The Way of Things..How Cruel...

Jan 06, 2007 21:23

Every time I look into the the world, there are always people doing things that are simply wrong no matter what religion, race, or walk of life you find yourself belonging to. Still...I try to keep at least that little portion of my dignity and integrity safe from outside pressures.

This brings me to my question: is it wrong or narrow-minded of me to walk as straight a path as I possibly can? Am I stupid to believe that real promises exist and can be counted on to ring true? More and more I get the feeling that maybe I'm just naive to believe in such things and all those silly preachings that you hear and try to uphold as a child are just simply that..silly preaching.

It pains me to see the ugliness of life...and I'm sure it is perfectly natural to..

People come to this realization as they progress through life...but up until recently, I've tried my best to deny it.
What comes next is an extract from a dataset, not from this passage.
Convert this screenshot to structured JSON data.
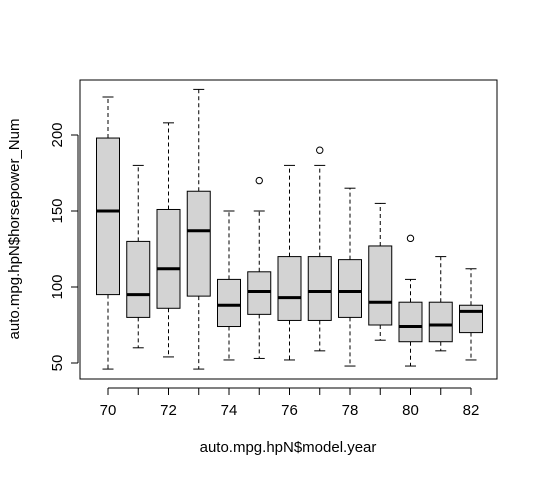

I know its stupid but for some reason I'm having a hard time accepting. For a long time now I've pondered this subject and denied it it's victory...but...

What happens when its no longer just the rest of the world pouring its darkness onto you but the very people that you've trusted? What happens if its the ones you hold most dear in your heart that gives you the same slap in the face? That cold slap the world has delivered unto you a dozen times before? What if they keep pounding it in the more you resist? What do you do then? What happens when you finally come to the conclusion that you really are alone? Can you still keep fighting that losing battle then? Or will it kill you inside? Will it crush what little spirit you have saved up?

It seems grim to me...because even the strongest oak weathers away eventually...its simply another one of those most foul inevitabilities that you have to live with..all the while you curse under your breath because in a moment of weakness to had to fall before it...and for those who have lived, this moment has probably played out billions of times over the span of billions of lives. If some divine power created us, he/she/they did not give us free will to make choices...he/she/they gave us intelligence to mourn the choicelessness of life. We were not given the gift of love, just the pain and conflict it seems to welcome...and anyone who has ever loved, whether it be paternal/maternal or otherwise, will know that well.